Ici on ne combat pas le chairside, on l’utilise. Le labo propose à ses clients des systèmes clef en main avec la fourniture. Il propose aussi la modélisation à distance des prothèses ou bien via un Connect, capable de lire tout type d’empreinte numérique, ainsi que la réalisation des prothèses avec ou sans le modèle. Il utilise toutes les cordes du chairside pour en faire un allier. Ainsi un prix pour la modélisation, un prix pour la réalisation sans modèle et un prix avec le modèle. Tout sera fait en fonction des attentes du dentiste et de son cas prothétique.

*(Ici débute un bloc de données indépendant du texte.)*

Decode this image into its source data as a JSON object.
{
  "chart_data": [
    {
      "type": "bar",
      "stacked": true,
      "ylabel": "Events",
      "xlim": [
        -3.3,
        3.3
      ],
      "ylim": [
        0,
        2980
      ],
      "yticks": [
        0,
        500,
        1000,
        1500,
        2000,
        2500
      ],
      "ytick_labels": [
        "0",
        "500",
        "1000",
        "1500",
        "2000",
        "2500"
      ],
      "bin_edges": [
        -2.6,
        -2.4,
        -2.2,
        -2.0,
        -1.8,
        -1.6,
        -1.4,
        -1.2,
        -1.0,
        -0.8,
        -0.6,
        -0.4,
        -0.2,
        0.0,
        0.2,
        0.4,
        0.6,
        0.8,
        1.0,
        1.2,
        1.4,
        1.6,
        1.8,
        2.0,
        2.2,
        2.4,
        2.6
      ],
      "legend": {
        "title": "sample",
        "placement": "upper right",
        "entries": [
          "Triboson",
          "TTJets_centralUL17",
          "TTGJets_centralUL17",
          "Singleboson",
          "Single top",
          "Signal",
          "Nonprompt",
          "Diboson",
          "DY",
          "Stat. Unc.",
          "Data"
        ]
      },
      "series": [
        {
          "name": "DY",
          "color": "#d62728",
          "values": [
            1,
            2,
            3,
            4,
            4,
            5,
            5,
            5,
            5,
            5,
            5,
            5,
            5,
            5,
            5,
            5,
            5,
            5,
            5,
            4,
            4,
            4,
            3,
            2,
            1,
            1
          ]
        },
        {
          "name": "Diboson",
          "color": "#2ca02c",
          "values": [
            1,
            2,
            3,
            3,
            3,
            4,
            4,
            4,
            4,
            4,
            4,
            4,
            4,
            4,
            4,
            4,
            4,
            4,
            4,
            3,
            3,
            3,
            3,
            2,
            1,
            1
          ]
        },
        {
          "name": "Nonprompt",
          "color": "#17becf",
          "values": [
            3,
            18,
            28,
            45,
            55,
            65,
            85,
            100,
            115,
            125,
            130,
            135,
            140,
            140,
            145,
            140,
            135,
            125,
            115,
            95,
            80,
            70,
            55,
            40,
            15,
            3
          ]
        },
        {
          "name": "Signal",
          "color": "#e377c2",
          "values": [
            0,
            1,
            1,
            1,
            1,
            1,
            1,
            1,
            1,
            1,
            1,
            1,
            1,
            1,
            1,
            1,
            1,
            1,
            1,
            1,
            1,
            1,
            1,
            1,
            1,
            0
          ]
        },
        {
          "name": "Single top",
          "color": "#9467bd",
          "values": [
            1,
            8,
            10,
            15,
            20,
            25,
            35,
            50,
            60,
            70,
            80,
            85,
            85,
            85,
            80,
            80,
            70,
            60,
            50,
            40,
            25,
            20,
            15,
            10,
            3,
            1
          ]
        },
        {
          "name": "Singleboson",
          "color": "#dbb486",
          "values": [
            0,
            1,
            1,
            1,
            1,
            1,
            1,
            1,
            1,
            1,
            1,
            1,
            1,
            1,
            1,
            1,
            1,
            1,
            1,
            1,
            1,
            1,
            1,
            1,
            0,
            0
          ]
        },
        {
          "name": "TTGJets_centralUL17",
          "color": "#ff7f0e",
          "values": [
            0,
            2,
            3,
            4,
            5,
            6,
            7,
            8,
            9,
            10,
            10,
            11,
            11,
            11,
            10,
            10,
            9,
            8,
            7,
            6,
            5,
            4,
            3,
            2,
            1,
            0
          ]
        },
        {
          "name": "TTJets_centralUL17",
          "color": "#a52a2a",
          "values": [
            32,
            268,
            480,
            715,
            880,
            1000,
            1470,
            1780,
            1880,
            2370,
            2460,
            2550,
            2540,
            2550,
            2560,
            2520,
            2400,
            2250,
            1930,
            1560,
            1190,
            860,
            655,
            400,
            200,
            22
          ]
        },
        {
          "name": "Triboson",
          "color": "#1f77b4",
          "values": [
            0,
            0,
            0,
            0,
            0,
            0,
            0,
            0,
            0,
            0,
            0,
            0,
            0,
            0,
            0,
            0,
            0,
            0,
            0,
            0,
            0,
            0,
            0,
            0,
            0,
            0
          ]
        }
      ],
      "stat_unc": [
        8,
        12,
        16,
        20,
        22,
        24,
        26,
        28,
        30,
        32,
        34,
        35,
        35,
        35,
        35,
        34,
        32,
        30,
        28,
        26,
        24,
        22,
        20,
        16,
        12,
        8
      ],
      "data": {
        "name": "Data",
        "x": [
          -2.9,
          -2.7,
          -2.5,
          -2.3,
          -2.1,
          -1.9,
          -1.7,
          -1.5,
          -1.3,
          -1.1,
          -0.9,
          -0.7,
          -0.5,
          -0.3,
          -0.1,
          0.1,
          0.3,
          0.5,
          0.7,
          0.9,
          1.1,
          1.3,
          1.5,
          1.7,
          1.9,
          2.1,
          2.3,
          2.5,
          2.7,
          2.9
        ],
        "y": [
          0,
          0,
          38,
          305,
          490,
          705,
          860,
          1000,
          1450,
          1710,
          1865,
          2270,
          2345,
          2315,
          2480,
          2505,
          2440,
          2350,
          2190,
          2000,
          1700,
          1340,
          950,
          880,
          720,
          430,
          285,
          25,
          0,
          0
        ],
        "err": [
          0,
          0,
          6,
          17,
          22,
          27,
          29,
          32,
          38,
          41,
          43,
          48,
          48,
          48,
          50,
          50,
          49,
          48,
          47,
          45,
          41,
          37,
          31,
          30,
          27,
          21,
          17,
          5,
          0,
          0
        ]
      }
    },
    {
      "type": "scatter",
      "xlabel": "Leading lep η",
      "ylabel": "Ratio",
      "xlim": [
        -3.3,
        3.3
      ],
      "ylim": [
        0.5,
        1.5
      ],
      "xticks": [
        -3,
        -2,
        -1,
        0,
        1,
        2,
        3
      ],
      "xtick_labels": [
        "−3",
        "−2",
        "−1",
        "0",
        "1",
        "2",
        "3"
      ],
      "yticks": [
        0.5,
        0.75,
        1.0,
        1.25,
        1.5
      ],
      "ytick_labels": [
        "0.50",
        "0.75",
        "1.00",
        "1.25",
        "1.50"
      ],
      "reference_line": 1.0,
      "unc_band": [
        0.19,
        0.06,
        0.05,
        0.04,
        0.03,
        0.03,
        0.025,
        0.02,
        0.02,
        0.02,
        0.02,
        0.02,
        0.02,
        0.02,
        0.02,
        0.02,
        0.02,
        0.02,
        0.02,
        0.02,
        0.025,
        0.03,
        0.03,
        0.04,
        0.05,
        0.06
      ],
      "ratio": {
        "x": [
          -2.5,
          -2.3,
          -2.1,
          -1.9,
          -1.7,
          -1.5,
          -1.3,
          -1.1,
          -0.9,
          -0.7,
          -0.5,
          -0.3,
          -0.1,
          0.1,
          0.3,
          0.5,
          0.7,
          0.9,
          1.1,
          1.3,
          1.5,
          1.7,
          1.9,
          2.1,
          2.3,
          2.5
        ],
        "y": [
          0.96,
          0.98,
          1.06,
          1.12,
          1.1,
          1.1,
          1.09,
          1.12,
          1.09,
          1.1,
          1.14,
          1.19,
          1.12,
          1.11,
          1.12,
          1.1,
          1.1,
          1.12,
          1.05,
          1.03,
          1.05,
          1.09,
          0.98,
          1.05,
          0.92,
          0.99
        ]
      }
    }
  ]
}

Aux USA dans le laboratoire la réponse au chairside, mais n’oublions pas même avec le numérique « la valeur » c’est l’homme. Un entrepreneur qui ne pense pas à l’avenir ou qui ne se projette pas dans l’avenir, je crois qu’il n’est plus entrepreneur. Des mots plein de bon sens.
Trouver sa voie
Il faut se forcer à ouvrir les yeux, ne pas sombrer dans le défaitisme ou l’alarmisme de certains formateurs aux idées préconçues. Il faut prendre le temps de chercher et de trouver son chemin. Il est évident que la peur de l’inconnu, de ces innovations, peut paralyser nos imitatives. Il ne faut pas non plus être aveuglé par le chant des sirènes des fabricants prêts à vendre leur veste pour quelques euros, ne pas être dupe mais vigilant. Voilà pourquoi échanger est important afin de comprendre et se faire une idée des évolutions et des orientations à entreprendre. Sortir de son cabinet et se rendre chez son prothésiste est surement la première étape pour comprendre les dernières évolutions, trouver sa solution et répondre à l’attente des patients.